Early Universe cosmological phase transitions, in particular first-order transitions which proceed through the nucleation of bubbles, provide an environment for interesting physics with potentially detectable consequences. This thesis focuses broadly on bubble nucleation rates and the determination of a successful transition. After providing the groundwork for understanding these transitions and their key characteristics, this work can be considered in two main parts: improving viability of the extra-dimensional holographic phase transition, and quantifying the effect of black holes acting as nucleation sites for thermal phase transitions. Extra dimensional models recently gained traction as attractive options for solving the hierarchy problem, one of physics’ most prominent issues. Finite temperature studies of the Randall-Sundrum model, one of the most popular models, revealed the existence of the holographic phase transition, a first-order transition described by the radion field. Typically, however, this transition struggles to complete while maintaining a consistent theory. Applying knowledge from more conventional settings, this thesis firstly describes work to alleviate this problem through the introduction of brane localised curvature, altering the kinetic term of the radion field.

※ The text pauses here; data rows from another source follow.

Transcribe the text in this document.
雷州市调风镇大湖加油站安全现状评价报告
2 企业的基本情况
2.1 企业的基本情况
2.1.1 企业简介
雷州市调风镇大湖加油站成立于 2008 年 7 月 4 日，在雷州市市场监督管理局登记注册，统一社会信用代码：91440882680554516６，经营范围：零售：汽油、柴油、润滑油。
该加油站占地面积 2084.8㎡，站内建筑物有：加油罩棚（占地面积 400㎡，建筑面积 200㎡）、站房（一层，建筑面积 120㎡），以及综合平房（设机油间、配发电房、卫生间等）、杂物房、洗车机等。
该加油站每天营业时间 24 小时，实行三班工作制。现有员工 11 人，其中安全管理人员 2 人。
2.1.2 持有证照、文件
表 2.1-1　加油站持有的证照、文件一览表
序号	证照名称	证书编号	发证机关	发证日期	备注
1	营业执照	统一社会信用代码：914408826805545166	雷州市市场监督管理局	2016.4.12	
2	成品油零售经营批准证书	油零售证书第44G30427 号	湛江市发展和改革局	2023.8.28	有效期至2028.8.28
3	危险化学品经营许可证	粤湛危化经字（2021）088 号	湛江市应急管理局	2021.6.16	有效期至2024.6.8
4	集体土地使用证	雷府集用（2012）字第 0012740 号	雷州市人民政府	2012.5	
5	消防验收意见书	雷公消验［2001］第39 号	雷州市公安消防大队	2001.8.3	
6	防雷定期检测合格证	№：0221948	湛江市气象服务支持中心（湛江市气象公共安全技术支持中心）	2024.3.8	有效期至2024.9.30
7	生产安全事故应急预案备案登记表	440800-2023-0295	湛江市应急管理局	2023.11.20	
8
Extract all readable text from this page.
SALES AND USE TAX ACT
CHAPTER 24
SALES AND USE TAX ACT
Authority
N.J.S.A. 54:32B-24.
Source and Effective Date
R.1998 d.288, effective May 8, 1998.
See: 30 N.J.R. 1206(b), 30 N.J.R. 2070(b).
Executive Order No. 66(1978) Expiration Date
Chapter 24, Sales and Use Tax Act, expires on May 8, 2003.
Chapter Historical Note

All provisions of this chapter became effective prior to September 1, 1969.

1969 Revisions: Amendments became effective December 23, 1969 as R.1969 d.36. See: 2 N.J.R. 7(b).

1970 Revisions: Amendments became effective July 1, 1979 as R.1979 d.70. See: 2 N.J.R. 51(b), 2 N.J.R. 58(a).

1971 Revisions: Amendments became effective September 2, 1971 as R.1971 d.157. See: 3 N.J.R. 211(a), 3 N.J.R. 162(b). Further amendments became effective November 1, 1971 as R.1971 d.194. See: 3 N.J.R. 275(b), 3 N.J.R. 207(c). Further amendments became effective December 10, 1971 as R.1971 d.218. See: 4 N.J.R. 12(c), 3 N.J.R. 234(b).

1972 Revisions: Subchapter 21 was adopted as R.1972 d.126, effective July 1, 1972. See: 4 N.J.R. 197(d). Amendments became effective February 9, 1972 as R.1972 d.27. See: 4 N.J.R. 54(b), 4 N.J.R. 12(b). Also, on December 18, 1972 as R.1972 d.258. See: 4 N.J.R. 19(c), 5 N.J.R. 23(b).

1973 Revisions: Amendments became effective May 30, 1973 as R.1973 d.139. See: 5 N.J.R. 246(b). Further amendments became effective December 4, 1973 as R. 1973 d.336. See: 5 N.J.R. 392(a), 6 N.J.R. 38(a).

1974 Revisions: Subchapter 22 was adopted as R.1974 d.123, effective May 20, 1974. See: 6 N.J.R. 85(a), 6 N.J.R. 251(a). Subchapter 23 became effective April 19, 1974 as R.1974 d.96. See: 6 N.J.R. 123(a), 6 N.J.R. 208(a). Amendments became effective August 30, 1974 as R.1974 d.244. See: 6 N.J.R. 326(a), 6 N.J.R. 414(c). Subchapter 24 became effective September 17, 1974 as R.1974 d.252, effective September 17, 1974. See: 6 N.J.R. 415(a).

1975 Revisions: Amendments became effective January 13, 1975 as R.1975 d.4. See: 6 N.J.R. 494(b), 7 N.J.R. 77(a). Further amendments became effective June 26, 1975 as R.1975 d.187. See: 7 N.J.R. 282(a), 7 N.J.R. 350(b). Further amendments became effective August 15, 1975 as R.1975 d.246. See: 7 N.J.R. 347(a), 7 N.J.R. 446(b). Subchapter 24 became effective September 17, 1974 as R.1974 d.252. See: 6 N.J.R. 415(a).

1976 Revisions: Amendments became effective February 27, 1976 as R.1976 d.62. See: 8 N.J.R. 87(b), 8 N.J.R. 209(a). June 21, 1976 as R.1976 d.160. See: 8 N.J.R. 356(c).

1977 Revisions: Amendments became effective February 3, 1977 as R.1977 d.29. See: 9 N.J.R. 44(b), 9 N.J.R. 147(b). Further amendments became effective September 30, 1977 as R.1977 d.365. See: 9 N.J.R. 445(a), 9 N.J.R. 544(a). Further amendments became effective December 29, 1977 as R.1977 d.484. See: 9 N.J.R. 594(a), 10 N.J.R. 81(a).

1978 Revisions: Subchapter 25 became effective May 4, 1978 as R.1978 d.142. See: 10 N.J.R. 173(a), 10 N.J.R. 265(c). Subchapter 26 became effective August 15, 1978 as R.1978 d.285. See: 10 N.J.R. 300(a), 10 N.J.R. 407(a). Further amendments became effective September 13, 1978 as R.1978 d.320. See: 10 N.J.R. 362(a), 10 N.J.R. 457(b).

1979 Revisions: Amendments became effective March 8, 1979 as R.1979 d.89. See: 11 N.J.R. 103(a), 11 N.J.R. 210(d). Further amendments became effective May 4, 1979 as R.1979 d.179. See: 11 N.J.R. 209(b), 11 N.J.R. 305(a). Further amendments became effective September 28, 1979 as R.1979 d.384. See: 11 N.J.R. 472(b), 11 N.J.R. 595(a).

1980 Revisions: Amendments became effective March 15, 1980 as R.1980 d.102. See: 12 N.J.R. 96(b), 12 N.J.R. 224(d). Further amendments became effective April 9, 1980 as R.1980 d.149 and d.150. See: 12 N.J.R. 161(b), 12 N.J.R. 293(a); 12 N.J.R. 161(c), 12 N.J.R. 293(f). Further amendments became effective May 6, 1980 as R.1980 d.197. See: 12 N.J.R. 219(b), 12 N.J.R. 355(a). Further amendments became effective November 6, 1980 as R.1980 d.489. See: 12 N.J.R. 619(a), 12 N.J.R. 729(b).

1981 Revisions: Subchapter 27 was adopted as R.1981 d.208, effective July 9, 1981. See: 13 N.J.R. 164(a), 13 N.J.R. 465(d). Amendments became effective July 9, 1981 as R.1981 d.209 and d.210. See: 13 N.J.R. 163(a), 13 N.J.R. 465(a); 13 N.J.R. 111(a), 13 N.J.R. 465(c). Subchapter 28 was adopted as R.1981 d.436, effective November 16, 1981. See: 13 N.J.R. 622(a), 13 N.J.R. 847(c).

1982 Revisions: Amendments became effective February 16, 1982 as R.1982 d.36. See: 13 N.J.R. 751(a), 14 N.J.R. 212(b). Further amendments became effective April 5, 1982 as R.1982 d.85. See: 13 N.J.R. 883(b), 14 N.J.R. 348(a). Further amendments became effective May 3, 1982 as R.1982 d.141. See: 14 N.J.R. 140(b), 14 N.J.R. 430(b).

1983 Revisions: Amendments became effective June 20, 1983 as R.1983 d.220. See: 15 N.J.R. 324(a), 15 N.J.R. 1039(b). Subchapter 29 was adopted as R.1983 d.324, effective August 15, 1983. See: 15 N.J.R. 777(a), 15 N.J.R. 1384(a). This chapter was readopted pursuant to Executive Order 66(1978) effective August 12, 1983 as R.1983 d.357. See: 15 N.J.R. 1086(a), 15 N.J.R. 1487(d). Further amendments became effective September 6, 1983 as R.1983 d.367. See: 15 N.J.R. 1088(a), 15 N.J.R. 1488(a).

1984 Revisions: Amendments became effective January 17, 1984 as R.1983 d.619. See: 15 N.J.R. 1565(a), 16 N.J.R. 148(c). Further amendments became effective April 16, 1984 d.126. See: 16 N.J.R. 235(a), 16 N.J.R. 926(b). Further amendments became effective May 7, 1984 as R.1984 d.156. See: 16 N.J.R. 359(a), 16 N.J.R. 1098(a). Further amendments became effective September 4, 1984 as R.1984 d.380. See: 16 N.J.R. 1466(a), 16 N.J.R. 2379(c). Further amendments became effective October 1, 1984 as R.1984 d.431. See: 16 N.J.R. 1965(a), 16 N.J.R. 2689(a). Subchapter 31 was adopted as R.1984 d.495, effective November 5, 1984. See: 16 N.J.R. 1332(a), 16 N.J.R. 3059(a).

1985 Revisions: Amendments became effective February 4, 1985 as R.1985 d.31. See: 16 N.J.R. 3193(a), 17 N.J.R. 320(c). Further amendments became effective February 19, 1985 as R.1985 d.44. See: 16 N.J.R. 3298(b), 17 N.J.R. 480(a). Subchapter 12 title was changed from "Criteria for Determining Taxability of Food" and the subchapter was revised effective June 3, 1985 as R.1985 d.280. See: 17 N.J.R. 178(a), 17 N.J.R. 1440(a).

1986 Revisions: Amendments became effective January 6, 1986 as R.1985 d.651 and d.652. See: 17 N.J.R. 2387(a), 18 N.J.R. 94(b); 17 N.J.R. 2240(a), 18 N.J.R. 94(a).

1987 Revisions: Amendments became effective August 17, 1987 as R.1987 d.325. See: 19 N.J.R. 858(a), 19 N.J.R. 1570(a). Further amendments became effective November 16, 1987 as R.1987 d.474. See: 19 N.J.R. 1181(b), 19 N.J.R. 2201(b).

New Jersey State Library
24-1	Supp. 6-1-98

Ultimately, it is shown that nucleation rates sufficient for a successful phase transition can be achieved over a large region of parameter space. Nevertheless, difficulties remain when describing the role of black holes in holographic phase transitions. Inspired by these issues, the second key work of this thesis studies the possibility of black holes acting as nucleation sites in thermal phase transitions. Within the thin-wall limit, it is found that lower mass black holes could drastically improve nucleation rates. Consequently, future studies of cosmological phase transitions should carefully consider the effect of black holes; particularly in regards to phenomenological outcomes such as gravitational waves.